Professor Robin Burke is a Professor and Chair of the Department of Information Science at the University of Colorado, Boulder. He conducts research in personalized recommender systems, a field he helped found and develop. His most recent projects explore fairness, accountability and transparency in recommendation through the integration of objectives from diverse stakeholders. Professor Burke is the author of more than 150 peer-reviewed articles in various areas of artificial intelligence including recommender systems, machine learning and information retrieval. His work has received support from the National Science Foundation, the National Endowment for the Humanities, the Fulbright Commission and the MacArthur Foundation, among others.
Chara is an Assistant Professor of OR/Stat at MIT. Her research interests are on incentive-aware machine learning, social aspects of computing, online learning, and mechanism design. Recently, Chara has started thinking about policy questions related to AI and recommendation systems. Before MIT, she was a FODSI postdoctoral fellow at UC Berkeley and received her PhD in EconCS from Harvard, advised by Yiling Chen. Outside of research, she spends her time adventuring with her pup, Terra.
Haifeng Xu is an assistant professor in the Department of Computer Science and Data Science Institute at UChicago.
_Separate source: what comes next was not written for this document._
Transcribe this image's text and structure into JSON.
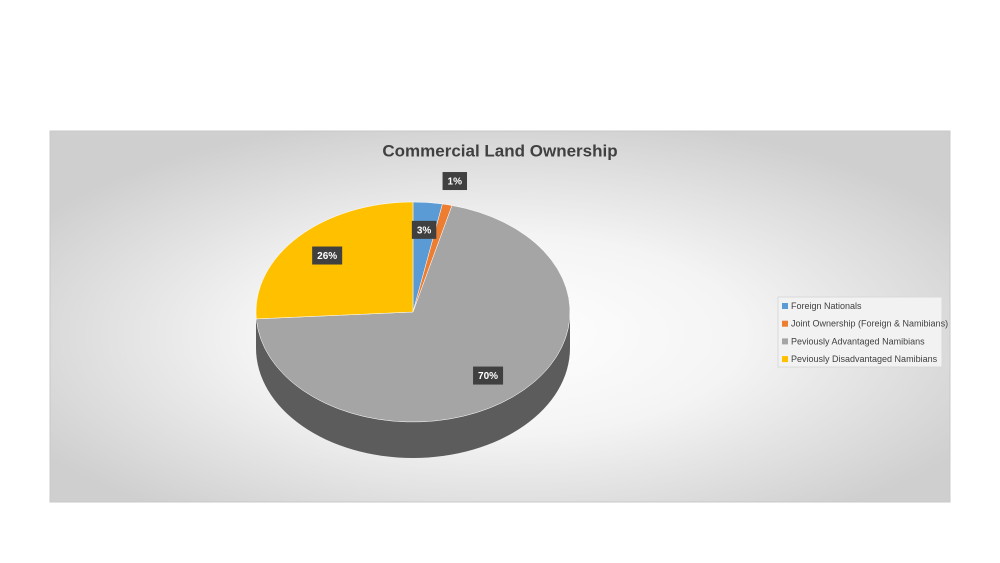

He directs the Sigma Lab (Strategic IntelliGence for Machine Agents) which focuses on designing intelligent AI systems that can effectively learn and act in informationally complex multi-agent setups. His research has been recognized by a few awards including IJCAI early career spotlight, Google Faculty research award, the ACM SIGecom Dissertation Award and IFAAMAS Victor Lesser Distinguished Dissertation Award.
Dylan is the Bonnie and Marty (1964) Tenenbaum Career Development Assistant Professor of EECS on the faculty of Artificial Intelligence and Decision-Making and a Schmidt Futures AI2050 Early Career Fellow. He runs the Algorithmic Alignment Group in the Computer Science and Artificial Intelligence Laboratory (CSAIL) at the Massachusetts Institute of Technology (MIT). His research focuses on the problem of agent alignment: the challenge of identifying behaviors that are consistent with the goals of another actor or group of actors. His research group works to identify solutions to alignment problems that arise from groups of AI systems, principal-agent pairs (i.e., human-robot teams), and societal oversight of ML systems.
Leqi Liu is a postdoctoral researcher at Princeton Language and Intelligence, currently working on understanding and building large language models. In Fall 2024, she will join McCombs School of Business as an assistant professor and be a core member of the Machine Learning Laboratory at the University of Texas at Austin. Her research centers around the foundations of human-centered machine learning, using insights from behavioral sciences and tools from learning theory to design machine learning algorithms that account for complex human preferences.